Tutti si erano vivamente voltati, guardandosi l’un l’altro con stupore facile ad immaginarsi, credendo di essersi ingannati.

— Uno sparo? — aveva chiesto finalmente Harris.

— Non può essere stato prodotto che da una carabina, — rispose Buffalo Bill.

— Sparata dove?

— Verso l’ultima sala, dove si trovano i nostri cavalli. Signori, seguitemi subito.

Uscirono frettolosamente e attraversarono a passo di corsa tutte le altre stanze, giungendo all’ultima senza aver incontrato nessuno.

Nel medesimo istante un’altra detonazione scoppiava proprio dietro la roccia che chiudeva l’uscita, anzi un filo di fumo entrò da qualche fessura.

— Che siano indiani? — chiese Annie.

— I Lupai non hanno mai posseduto armi da fuoco, perchè non hanno mai avuto alcun contatto cogli uomini bianchi, — rispose il colonnello.

Poi, accostatosi alla roccia, gridò con voce tonante:

— Chi siete voi?

— Ah! ci udite finalmente, — rispose una voce. — Cominciavamo a perdere la pazienza. Si dorme bene dunque nei cliffs?

— Vi ho domandato chi siete, — replicò il colonnello, seccato dell’accento beffardo dello sconosciuto.

— È il mio nome che volete sapere? Mi chiamo Josè Mirim.

— Ciò non mi dice nulla e v’invito a spiegarvi meglio: vi consiglio di non permettervi di scherzare col colonnello Cody, soprannominato Buffalo Bill.

— Me l’ero immaginato che foste voi, — disse lo sconosciuto. — Parola d’onore che mi rincresce d’avervi rinchiuso cogli altri.

— Ed a me non fa nè freddo nè caldo, — rispose il colonnello stizzito. — Siete stato voi dunque a chiuderci qui dentro?
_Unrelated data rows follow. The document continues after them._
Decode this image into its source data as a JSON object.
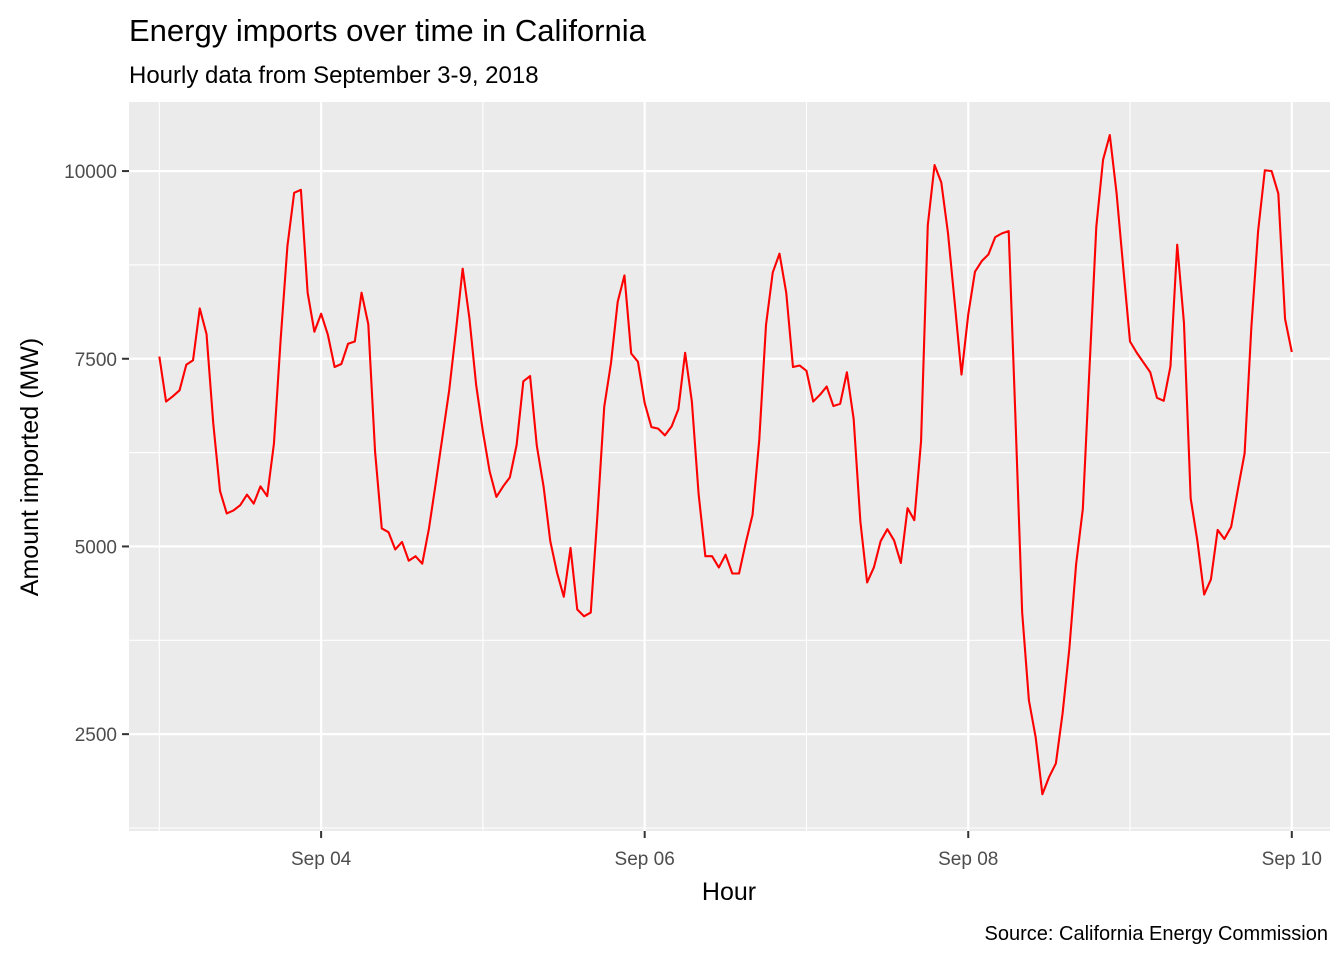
{
  "chart_data": {
    "type": "line",
    "title": "Energy imports over time in California",
    "subtitle": "Hourly data from September 3-9, 2018",
    "xlabel": "Hour",
    "ylabel": "Amount imported (MW)",
    "caption": "Source: California Energy Commission",
    "x_tick_labels": [
      "Sep 04",
      "Sep 06",
      "Sep 08",
      "Sep 10"
    ],
    "x_tick_dates": [
      "2018-09-04",
      "2018-09-06",
      "2018-09-08",
      "2018-09-10"
    ],
    "y_tick_labels": [
      "2500",
      "5000",
      "7500",
      "10000"
    ],
    "y_ticks": [
      2500,
      5000,
      7500,
      10000
    ],
    "xlim": [
      "2018-09-02T19:30",
      "2018-09-10T05:40"
    ],
    "ylim": [
      1210,
      10920
    ],
    "grid": true,
    "background": "#ebebeb",
    "line_color": "#ff0000",
    "series": [
      {
        "x_start": "2018-09-03T00:00",
        "x_step_hours": 1,
        "values": [
          7530,
          6930,
          7000,
          7080,
          7420,
          7480,
          8170,
          7830,
          6640,
          5740,
          5440,
          5480,
          5550,
          5690,
          5570,
          5800,
          5670,
          6370,
          7760,
          9000,
          9710,
          9750,
          8380,
          7860,
          8100,
          7820,
          7390,
          7430,
          7700,
          7730,
          8380,
          7960,
          6270,
          5240,
          5190,
          4960,
          5060,
          4810,
          4870,
          4770,
          5240,
          5840,
          6460,
          7080,
          7870,
          8700,
          8040,
          7150,
          6530,
          6000,
          5660,
          5800,
          5920,
          6350,
          7200,
          7270,
          6340,
          5800,
          5070,
          4650,
          4330,
          4980,
          4160,
          4070,
          4120,
          5430,
          6860,
          7440,
          8260,
          8610,
          7570,
          7460,
          6910,
          6590,
          6570,
          6480,
          6600,
          6830,
          7580,
          6930,
          5700,
          4870,
          4870,
          4720,
          4890,
          4640,
          4640,
          5050,
          5420,
          6420,
          7950,
          8650,
          8900,
          8380,
          7390,
          7410,
          7340,
          6930,
          7020,
          7130,
          6870,
          6900,
          7320,
          6700,
          5330,
          4520,
          4720,
          5070,
          5230,
          5080,
          4780,
          5510,
          5350,
          6400,
          9280,
          10080,
          9850,
          9170,
          8240,
          7290,
          8090,
          8660,
          8800,
          8890,
          9120,
          9170,
          9200,
          6720,
          4120,
          2950,
          2460,
          1700,
          1930,
          2110,
          2780,
          3640,
          4760,
          5500,
          7400,
          9260,
          10150,
          10480,
          9710,
          8710,
          7730,
          7580,
          7450,
          7320,
          6980,
          6940,
          7400,
          9020,
          7980,
          5640,
          5070,
          4360,
          4560,
          5220,
          5100,
          5260,
          5760,
          6240,
          7920,
          9200,
          10010,
          10000,
          9700,
          8030,
          7590
        ]
      }
    ]
  }
}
— Noi, colonnello. Oh! La cosa è stata facilissima, ve lo assicuro. Il canale per far scivolare quella roccia era già stato scavato dagli antichi abitanti delle caverne e noi non abbiamo fatto altro che...

— Finitela, buffone! — urlò Buffalo Bill, con collera. — Vi chiedo che cosa volete da noi: spiegatemi per quale motivo ci avete imprigionati.

— Per costringervi a consegnarci una signora, che ci preme avere in nostra mano.

— Chi è? — chiese Harris, balzando innanzi.

— Miss Annie Clayfert.

— Io! — gridò la giovane.

— Chi la vuole? — chiese Harris.

— Io, — rispose un’altra voce. — Simone, il Re dei Granchi.

Harris e Blunt avevano mandato un grido di rabbia:

— Il maledetto negro!

  1. Questa statua, che raffigura il Budda asiatico, si trova presso il villaggio di Magdalena.